4 modes sont disponibles à la conduite. Normal, EV, ECO et SPORT. En fonction du mode choisi, l’accent est mis sur le rendement, la consommation et les émissions ou sur les performances et le comportement dynamique. Les modes EV, ECO et Normal privilégient une conduite coulée. Jusqu’à 45 km/h, la CT 200h fonctionne automatiquement en mode EV sur de courtes distances, selon les circonstances, et n’utilise que son moteur électrique au bénéfice des émissions et du niveau sonore.

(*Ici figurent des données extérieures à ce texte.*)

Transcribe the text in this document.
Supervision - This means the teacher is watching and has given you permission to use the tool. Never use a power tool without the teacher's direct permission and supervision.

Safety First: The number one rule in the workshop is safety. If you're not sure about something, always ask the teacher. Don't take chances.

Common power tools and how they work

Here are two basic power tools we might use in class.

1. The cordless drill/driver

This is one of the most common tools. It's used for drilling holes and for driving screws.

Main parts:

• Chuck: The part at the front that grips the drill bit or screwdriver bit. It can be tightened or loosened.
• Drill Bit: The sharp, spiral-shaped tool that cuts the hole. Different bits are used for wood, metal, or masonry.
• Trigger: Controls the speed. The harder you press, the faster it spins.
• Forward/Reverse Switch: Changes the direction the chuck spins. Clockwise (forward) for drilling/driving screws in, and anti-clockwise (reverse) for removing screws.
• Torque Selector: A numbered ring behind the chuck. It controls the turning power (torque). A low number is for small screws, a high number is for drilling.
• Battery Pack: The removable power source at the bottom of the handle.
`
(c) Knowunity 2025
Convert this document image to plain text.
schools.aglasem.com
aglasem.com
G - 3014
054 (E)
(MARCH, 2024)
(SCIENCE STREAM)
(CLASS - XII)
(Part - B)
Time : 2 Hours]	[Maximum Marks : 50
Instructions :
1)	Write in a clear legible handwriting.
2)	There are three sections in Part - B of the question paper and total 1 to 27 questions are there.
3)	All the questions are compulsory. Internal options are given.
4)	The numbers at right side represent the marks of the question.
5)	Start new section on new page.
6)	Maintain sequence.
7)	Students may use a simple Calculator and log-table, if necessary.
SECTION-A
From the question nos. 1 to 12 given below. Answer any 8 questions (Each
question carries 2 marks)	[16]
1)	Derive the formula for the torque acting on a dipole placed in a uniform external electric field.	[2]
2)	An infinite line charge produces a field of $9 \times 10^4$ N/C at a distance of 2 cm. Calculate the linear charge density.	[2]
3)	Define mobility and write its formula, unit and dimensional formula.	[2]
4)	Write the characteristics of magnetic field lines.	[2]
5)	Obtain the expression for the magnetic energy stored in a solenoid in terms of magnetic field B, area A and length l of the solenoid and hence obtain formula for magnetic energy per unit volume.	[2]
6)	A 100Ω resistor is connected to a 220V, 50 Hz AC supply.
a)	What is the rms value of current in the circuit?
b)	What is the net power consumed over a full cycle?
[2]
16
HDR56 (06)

Le mode ECO limite la réponse de l’accélérateur aux sollicitations agressives et ajuste la climatisation pour mieux maîtriser la consommation.

Le mode SPORT privilégie l’apport de puissance du moteur électrique pour un style de conduite plus dynamique exploitant pleinement les performances et l’agilité de la CT 200h. Le mode SPORT s’accompagne également d’une intervention plus discrète des systèmes de contrôle de la stabilité du véhicule (VSC) et de l’antipatinage.

L’illumination des panneaux, le sélecteur du mode de conduite et la lumière centrale du combiné d’instruments passent automatiquement du bleu au rouge en mode Sport et l’indicateur du système hybride se transforme en compte-tours. Une UX très bien orchestrée avec laquelle on se prend au jeu, notamment en mode ECO où on peut vite jouer à « celui qui consommera le moins ! »

Côté tenue de route, la CT 200h n’a pas à rougir, l’adhérence est bien présente, on peut prendre du plaisir à jouer avec le châssis plutôt rigide développé avec un centre de gravité suffisamment bas pour limiter le roulis.

En termes de sécurité, Lexus s’avère bien placée et offre un panel d’équipements intéressant comme le système de sécurité précollision qui vous informe d’un danger dans certaines situations allant jusqu’à réduire la vitesse du véhicule. Le maintien en file de circulation ou LKA, la lecture de panneau ou encore les feux de route adaptatifs qui permettront au conducteur de rester en feux de route sans éblouir les autres usagers de la route.

Performance


Performance
2 / 5
Tenue de route
3 / 5
Habitabilité
3 / 5
Consomation
2 / 5
Prix
3 / 5
Confort
3 / 5

Verdict

  • - Une hybride sans recharge
  • - Aura de la marque
  • - Technologie hybride robuste
  • - Presque aucune autonomie 100% électrique
  • - Attention au tarif qui grimpe vite
  • - Habitacle un brin désuet

Conclusion:


Le design toujours un peu trop anguleux mériterait un peu plus de rondeur bien que nous comprenions la démarche favorisant le dynamisme. Côté motorisation, nous restons partagés, l’électrique est assez limité, mais dans l’ensemble, la conduite est plaisante et le comportement est bon. Pour conclure, côté tarif, on démarrera à 30 000 €. Un tarif qui monte vite et dépassera rapidement les 43 000 €.